Reports tagged with the Phone Screen round at Rubrik show recurring patterns in difficulty and topic distribution. The Phone Screen round is typically 45-60 minutes; the interviewer is calibrated against a specific rubric. The discriminator between candidates who advance and candidates who do not is rarely the final correctness of the answer. It is the path: did you clarify, did you verbalize your approach, did you handle edge cases, and did you communicate throughout.

How To Prepare for This Specific Round

Filter the questions below to the most recent reports (past 6-12 months). Questions tagged for this exact round type from this exact company at this exact role level are the highest-signal data available. Older reports may reference questions that have since rotated out of the company's pool.
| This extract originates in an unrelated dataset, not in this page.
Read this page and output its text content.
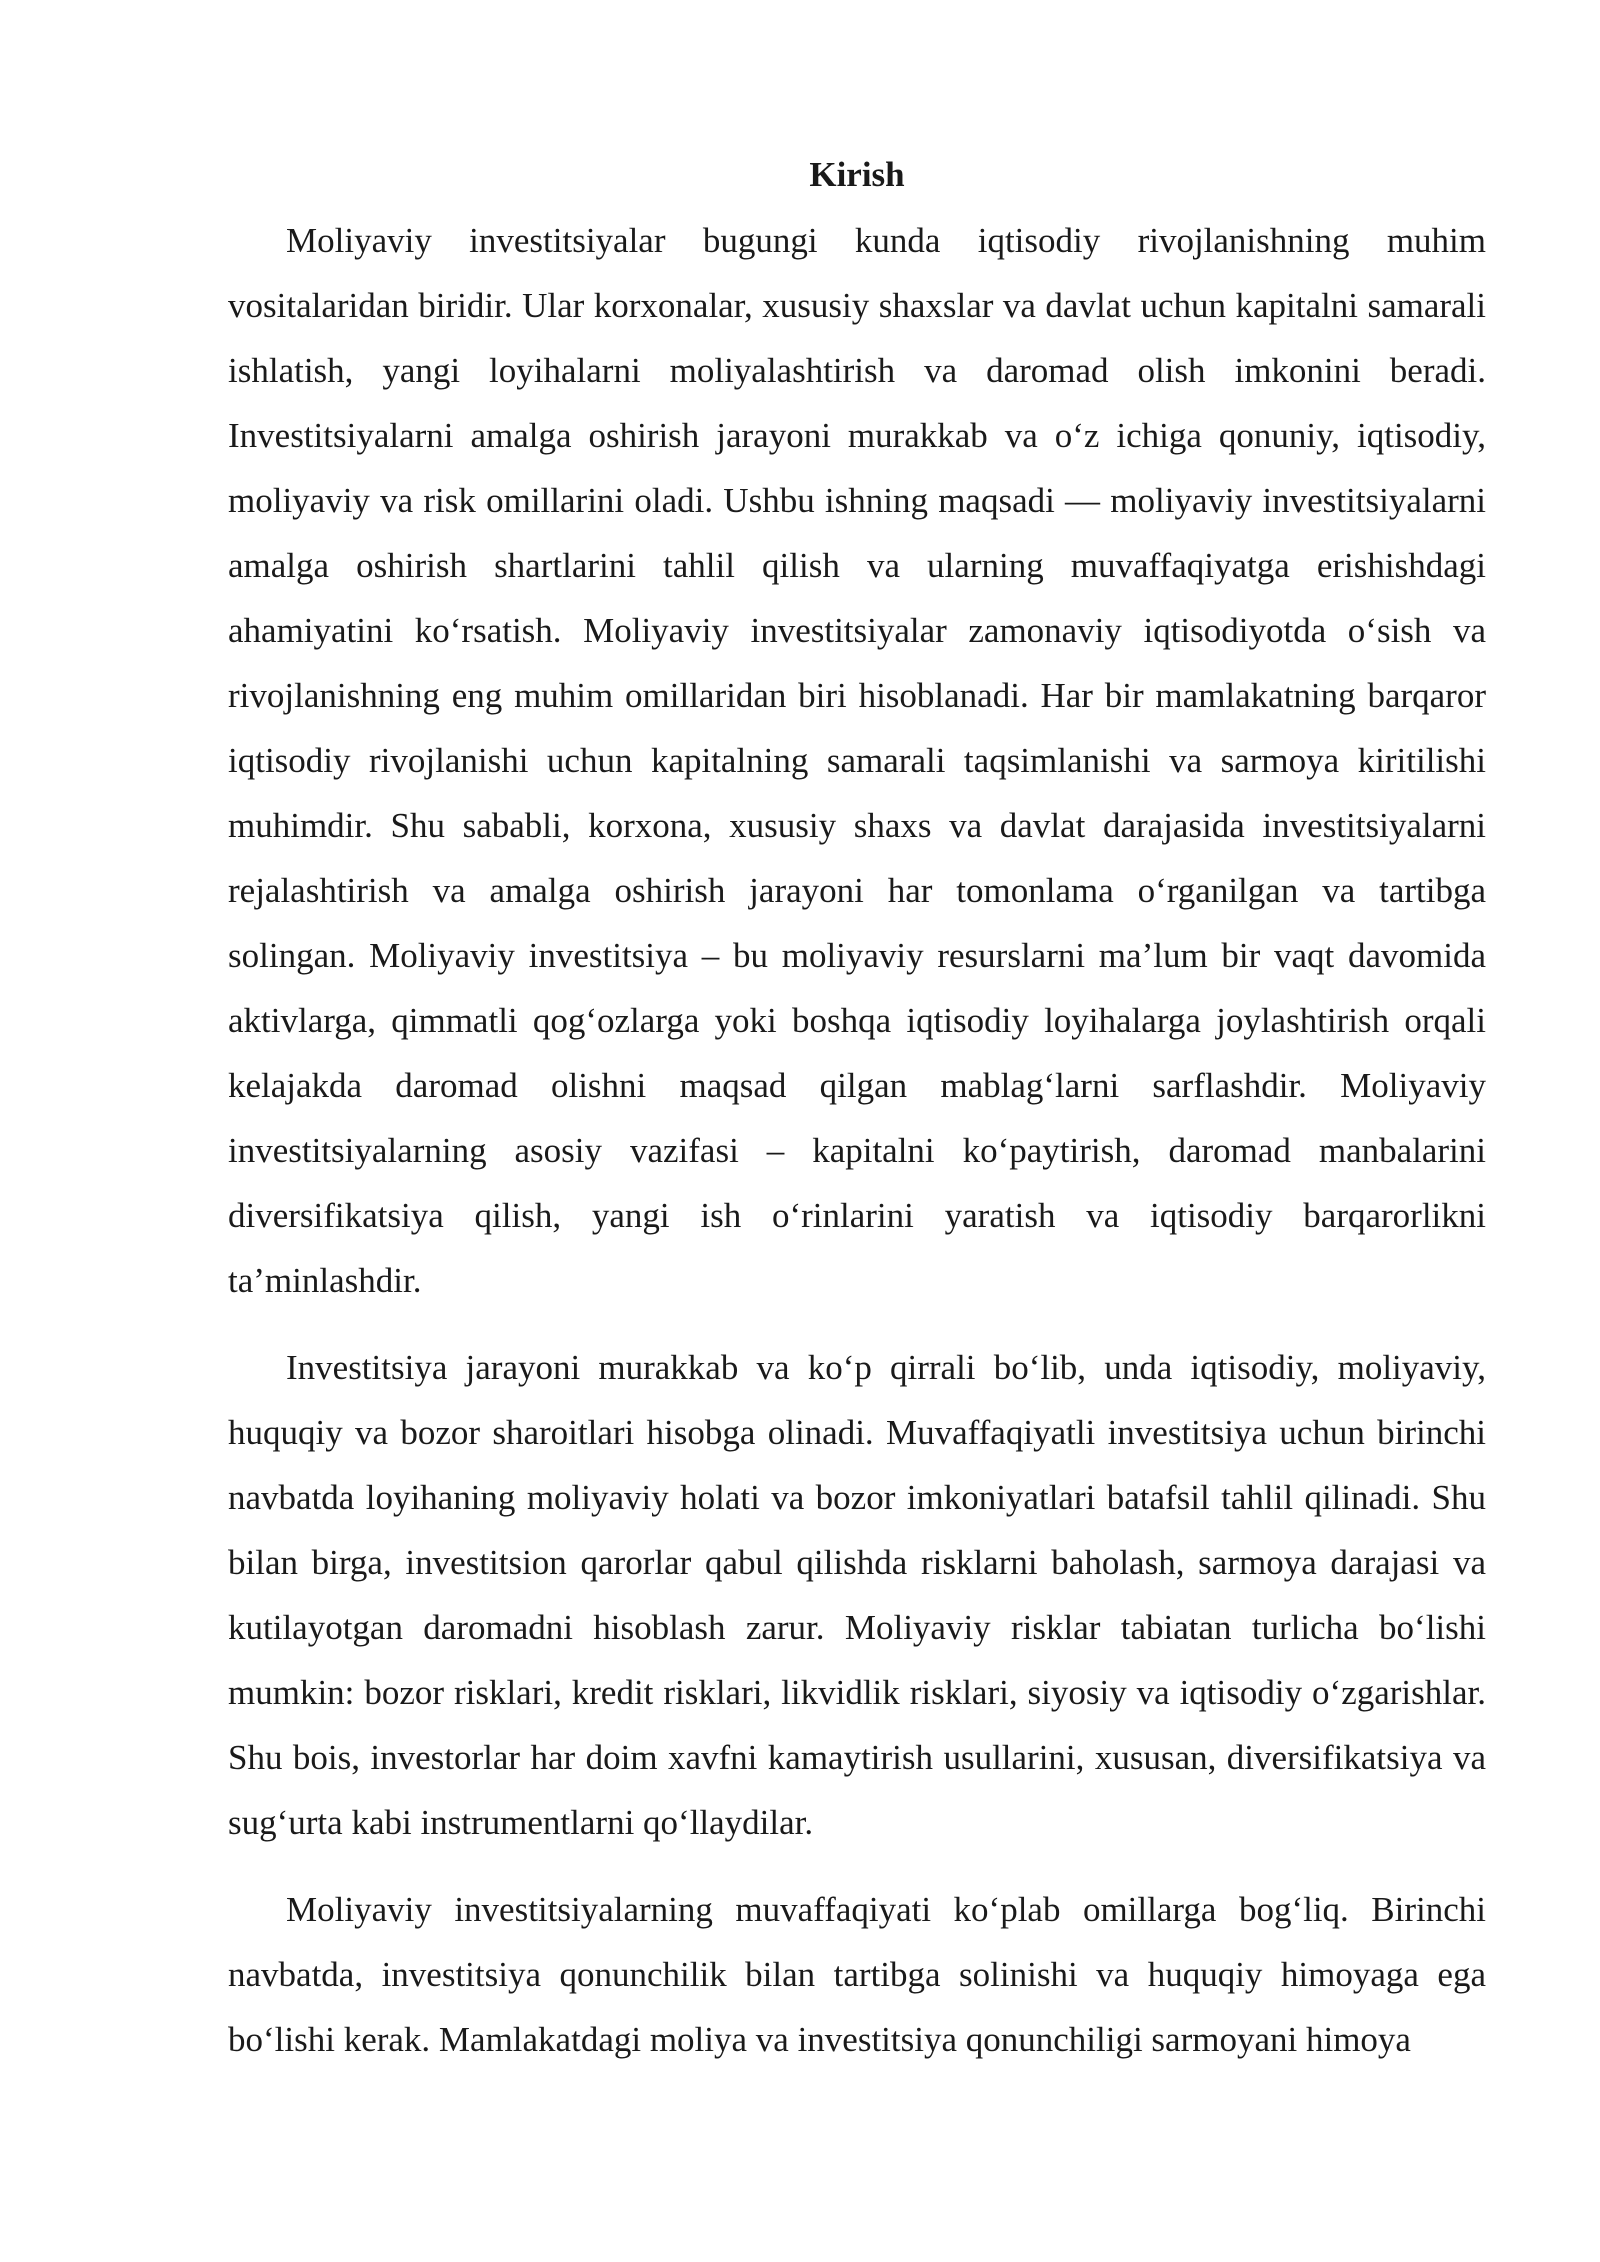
Kirish

Moliyaviy investitsiyalar bugungi kunda iqtisodiy rivojlanishning muhim vositalaridan biridir. Ular korxonalar, xususiy shaxslar va davlat uchun kapitalni samarali ishlatish, yangi loyihalarni moliyalashtirish va daromad olish imkonini beradi. Investitsiyalarni amalga oshirish jarayoni murakkab va o‘z ichiga qonuniy, iqtisodiy, moliyaviy va risk omillarini oladi. Ushbu ishning maqsadi — moliyaviy investitsiyalarni amalga oshirish shartlarini tahlil qilish va ularning muvaffaqiyatga erishishdagi ahamiyatini ko‘rsatish. Moliyaviy investitsiyalar zamonaviy iqtisodiyotda o‘sish va rivojlanishning eng muhim omillaridan biri hisoblanadi. Har bir mamlakatning barqaror iqtisodiy rivojlanishi uchun kapitalning samarali taqsimlanishi va sarmoya kiritilishi muhimdir. Shu sababli, korxona, xususiy shaxs va davlat darajasida investitsiyalarni rejalashtirish va amalga oshirish jarayoni har tomonlama o‘rganilgan va tartibga solingan. Moliyaviy investitsiya – bu moliyaviy resurslarni ma’lum bir vaqt davomida aktivlarga, qimmatli qog‘ozlarga yoki boshqa iqtisodiy loyihalarga joylashtirish orqali kelajakda daromad olishni maqsad qilgan mablag‘larni sarflashdir. Moliyaviy investitsiyalarning asosiy vazifasi – kapitalni ko‘paytirish, daromad manbalarini diversifikatsiya qilish, yangi ish o‘rinlarini yaratish va iqtisodiy barqarorlikni ta’minlashdir.

Investitsiya jarayoni murakkab va ko‘p qirrali bo‘lib, unda iqtisodiy, moliyaviy, huquqiy va bozor sharoitlari hisobga olinadi. Muvaffaqiyatli investitsiya uchun birinchi navbatda loyihaning moliyaviy holati va bozor imkoniyatlari batafsil tahlil qilinadi. Shu bilan birga, investitsion qarorlar qabul qilishda risklarni baholash, sarmoya darajasi va kutilayotgan daromadni hisoblash zarur. Moliyaviy risklar tabiatan turlicha bo‘lishi mumkin: bozor risklari, kredit risklari, likvidlik risklari, siyosiy va iqtisodiy o‘zgarishlar. Shu bois, investorlar har doim xavfni kamaytirish usullarini, xususan, diversifikatsiya va sug‘urta kabi instrumentlarni qo‘llaydilar.

Moliyaviy investitsiyalarning muvaffaqiyati ko‘plab omillarga bog‘liq. Birinchi navbatda, investitsiya qonunchilik bilan tartibga solinishi va huquqiy himoyaga ega bo‘lishi kerak. Mamlakatdagi moliya va investitsiya qonunchiligi sarmoyani himoya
Practice 4-6 representative problems from this set under timed conditions. The goal is not memorization (companies rotate questions); the goal is to internalize the patterns the interviewer typically reaches for and the depth of follow-up to expect. Reports on LeakCode also tag the typical follow-up depth at this round type, which is the discriminating signal between hire and no-hire calibration.

Phone Screen Round Timing and Format

The Phone Screen round at Rubrik typically runs 45-60 minutes. Use the first 2-3 minutes to clarify requirements; you should never start coding or designing without verifying the input/output format, constraints, and edge cases out loud. Use the next 5-7 minutes to verbalize your approach before writing any code. The middle 20-30 minutes are implementation. Reserve the final 10 minutes for testing with concrete examples and discussing optimization or trade-offs.

Time budget discipline is one of the most reliable senior-vs-junior discriminators in this round. Strong candidates verbalize where they are in their budget out loud ("I've used about 20 minutes, I have 15 minutes left for testing and one optimization"). This signals engineering maturity to the interviewer and creates positive feedback they can capture in writing.

Common Failure Modes in This Round

Reports tagged "no hire" at Rubrik Software Engineer Phone Screen commonly cite: coding silently without verbalizing approach, jumping to implementation before clarifying requirements, missing edge cases (empty input, single element, very large input), producing working code that the candidate cannot refactor when asked, and failing to test their solution with concrete examples before declaring done.

The single most predictive failure mode in 2025-2026 reports: not asking clarifying questions. Interviewers at all FAANG companies are explicitly trained to weight this dimension. Strong candidates ask 3-5 clarifying questions even on problems that look obvious; weak candidates dive into code immediately. The clarifying-question check is often the first signal recorded in the interviewer's notes.